Cemitérios
me incomodam. Nunca gostei de ir e evitei mesmo, sempre que pude, para não
estar presente em um. Não, não tenho medo dos mortos. Tenho sim muito respeito
por tudo o que eles me fazem pensar quando estou a visitá-los. Aquele silêncio
tumular faz gritar a quantidade de tempo perdido que se deixa pelo caminho, na
vida. Não me refiro ao tempo em que se está trabalhando, estudando, produzindo
de alguma maneira. Não! É o tempo que se gasta com outras coisas. Em um
cemitério o que fica evidente é a queda dos rótulos. É clichê, mas é
verdadeiro. Doutor e analfabeto, rico e pobre, jovem e adulto, negro e branco,
ateu e cristão têm o mesmo repouso. Quanto ao que está do outro lado – se há
outro lado – que cada um sinta e viva a fé que lhe conforte. Respeito a todas.
E não quero falar aqui sobre o depois da morte. Quero falar sobre o antes. Não
me importa o caminho depois do túmulo, mas os passos que se dá até chegar nele.
Se
você morresse hoje, iria suficientemente satisfeito consigo mesmo por ter dito
à todas as pessoas que você ama o quanto elas são importantes para você? Eu
não. Se você morresse hoje, iria suficientemente satisfeito por ter ouvido das
pessoas o quanto elas te amam? O quanto você é importante para elas? Eu não!
Ultimamente
tenho refletido sobre o amor e sobre como ele está sendo manifestado. Não quero
deixar para depois para dizer às pessoas o quanto elas são importantes para
mim. Porque flores em um túmulo e homenagens póstumas são tardios. São
atrasados. O que me importa mesmo é o calor das palavras e a emoção do olhar.

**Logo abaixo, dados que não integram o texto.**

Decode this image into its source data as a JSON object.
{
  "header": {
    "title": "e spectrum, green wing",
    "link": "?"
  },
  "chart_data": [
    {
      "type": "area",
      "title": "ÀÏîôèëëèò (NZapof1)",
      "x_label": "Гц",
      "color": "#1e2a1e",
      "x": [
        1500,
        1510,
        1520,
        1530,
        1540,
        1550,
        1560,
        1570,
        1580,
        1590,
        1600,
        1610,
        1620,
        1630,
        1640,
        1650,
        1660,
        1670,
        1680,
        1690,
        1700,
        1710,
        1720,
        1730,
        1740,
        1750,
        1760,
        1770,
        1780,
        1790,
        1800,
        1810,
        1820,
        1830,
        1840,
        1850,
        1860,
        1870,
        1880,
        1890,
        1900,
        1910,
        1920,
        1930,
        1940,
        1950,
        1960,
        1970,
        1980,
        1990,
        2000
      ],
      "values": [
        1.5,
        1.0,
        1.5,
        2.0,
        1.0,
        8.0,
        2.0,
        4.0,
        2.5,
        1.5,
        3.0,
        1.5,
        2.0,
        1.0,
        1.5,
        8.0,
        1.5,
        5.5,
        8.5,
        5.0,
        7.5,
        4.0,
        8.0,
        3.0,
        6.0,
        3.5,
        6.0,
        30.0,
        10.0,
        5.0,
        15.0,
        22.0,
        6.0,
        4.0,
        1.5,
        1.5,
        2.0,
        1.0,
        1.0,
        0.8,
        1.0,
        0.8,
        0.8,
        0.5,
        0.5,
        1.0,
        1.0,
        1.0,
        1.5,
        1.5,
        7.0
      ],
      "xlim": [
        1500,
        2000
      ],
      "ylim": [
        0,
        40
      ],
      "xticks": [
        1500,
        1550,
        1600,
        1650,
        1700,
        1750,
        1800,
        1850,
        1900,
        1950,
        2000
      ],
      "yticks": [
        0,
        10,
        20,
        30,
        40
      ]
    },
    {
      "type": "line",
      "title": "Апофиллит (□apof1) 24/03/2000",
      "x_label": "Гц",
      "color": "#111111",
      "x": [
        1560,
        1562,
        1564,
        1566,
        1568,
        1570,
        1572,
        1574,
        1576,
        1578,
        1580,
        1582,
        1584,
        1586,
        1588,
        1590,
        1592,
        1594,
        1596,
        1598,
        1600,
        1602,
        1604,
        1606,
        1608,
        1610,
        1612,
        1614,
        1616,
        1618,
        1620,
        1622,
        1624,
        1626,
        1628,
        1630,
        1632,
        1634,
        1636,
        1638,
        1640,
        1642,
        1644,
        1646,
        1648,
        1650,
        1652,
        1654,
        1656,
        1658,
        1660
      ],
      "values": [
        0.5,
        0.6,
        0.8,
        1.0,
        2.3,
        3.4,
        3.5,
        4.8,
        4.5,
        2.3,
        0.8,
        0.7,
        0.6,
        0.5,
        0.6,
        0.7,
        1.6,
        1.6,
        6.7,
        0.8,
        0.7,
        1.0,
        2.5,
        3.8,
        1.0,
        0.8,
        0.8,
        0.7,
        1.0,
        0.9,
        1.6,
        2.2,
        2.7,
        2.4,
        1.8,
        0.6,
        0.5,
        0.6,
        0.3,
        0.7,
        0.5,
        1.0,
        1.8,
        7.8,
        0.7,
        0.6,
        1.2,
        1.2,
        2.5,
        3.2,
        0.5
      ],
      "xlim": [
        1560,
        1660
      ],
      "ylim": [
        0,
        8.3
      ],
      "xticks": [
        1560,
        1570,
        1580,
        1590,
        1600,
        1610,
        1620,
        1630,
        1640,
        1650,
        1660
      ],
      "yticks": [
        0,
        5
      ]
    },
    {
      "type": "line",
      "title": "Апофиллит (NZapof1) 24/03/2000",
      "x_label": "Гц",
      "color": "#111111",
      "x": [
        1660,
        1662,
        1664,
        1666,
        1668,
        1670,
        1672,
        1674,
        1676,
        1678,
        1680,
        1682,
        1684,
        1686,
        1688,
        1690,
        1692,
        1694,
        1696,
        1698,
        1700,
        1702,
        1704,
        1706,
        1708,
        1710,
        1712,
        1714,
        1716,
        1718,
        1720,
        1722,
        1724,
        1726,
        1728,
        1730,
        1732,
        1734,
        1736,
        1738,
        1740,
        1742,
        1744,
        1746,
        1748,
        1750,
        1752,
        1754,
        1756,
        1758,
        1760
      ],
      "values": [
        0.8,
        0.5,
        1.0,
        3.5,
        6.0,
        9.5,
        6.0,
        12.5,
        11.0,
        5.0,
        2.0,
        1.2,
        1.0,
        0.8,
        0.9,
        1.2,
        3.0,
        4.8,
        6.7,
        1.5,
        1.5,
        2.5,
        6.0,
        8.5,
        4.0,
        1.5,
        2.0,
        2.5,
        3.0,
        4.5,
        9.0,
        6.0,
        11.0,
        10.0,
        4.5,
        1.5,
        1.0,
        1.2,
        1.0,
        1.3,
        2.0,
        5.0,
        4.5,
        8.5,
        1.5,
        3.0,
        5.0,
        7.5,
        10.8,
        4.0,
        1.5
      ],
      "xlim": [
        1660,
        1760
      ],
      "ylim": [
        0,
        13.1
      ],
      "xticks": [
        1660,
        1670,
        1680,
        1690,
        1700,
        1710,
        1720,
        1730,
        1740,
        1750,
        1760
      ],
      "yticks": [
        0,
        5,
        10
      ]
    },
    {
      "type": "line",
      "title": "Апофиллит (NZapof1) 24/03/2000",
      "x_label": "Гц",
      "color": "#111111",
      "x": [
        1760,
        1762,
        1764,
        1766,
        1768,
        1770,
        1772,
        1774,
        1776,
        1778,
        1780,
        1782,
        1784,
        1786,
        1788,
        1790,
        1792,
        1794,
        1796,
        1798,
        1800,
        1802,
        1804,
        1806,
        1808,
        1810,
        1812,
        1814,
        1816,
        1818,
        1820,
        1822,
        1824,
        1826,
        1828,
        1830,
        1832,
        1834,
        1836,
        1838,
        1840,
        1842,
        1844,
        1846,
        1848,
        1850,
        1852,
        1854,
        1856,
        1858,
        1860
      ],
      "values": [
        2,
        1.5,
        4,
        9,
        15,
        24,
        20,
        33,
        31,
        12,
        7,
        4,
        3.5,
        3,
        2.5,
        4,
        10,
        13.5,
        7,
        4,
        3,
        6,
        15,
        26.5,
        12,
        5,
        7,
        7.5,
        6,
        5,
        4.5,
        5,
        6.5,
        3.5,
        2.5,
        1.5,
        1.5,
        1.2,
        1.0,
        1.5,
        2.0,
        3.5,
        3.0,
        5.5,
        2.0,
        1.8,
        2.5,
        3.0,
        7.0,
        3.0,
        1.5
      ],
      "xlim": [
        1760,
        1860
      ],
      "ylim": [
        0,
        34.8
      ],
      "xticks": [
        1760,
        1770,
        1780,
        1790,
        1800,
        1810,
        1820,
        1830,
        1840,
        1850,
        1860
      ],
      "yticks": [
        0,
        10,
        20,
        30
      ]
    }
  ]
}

Isso é impagável. É insubstituível. E, para quem me disser que a mudança que
queremos no mundo começa por nós mesmos, vou dizer: “você está certo”!
Talvez
por covardia ou por desmedida fraqueza não fui ao funeral de duas das pessoas
que eu amava imensamente. Fiz isso por querer acreditar que naqueles caixões
não estavam mais as pessoas que eu amava. Elas já tinham ido embora. Em ordem
cronológica de partida, uma dessas pessoas foi meu grande amigo de infância. A
outra foi a minha Nona Antônia, de quem já havia me despedido meses antes por
causa da doença que a levou devagar. Mas, meu amigo João foi cedo e
inesperadamente. Há quase vinte anos. Sem aviso. Sem tempo para despedidas. Sem
anúncio ou cerimônia... Passávamos muito tempo juntos. Conversávamos sobre tudo
e com muita honestidade um com o outro. Conhecíamo-nos verdadeiramente. Cada um
sabia o que o outro pensava e porque pensava. E quando João se foi percebi que,
por estarmos sempre juntos, nunca havia dito a ele o quanto ele era importante
para mim. O quanto a amizade dele me resgatou de uma anunciada escuridão
solitária e devastadora. João se foi sem nunca ouvir de mim que ele era um
amigo querido, amado e precioso. Ele sabia disso. Mas, nunca ouviu! Não quero
mais saber. Quero ouvir.
Ver
o amor perder força, cor e oportunidade por motivos tão mesquinhos me
entristece e me coloca a refletir. Estou falando dos rótulos! Lamento os
rótulos. As classificações! Rotular e classificar as pessoas ao redor e
determinar suas importâncias a partir disso. É mesquinho. São as ervas daninhas
que envenenam pouco a pouco o tempo que deveríamos deixar manifestar o amor.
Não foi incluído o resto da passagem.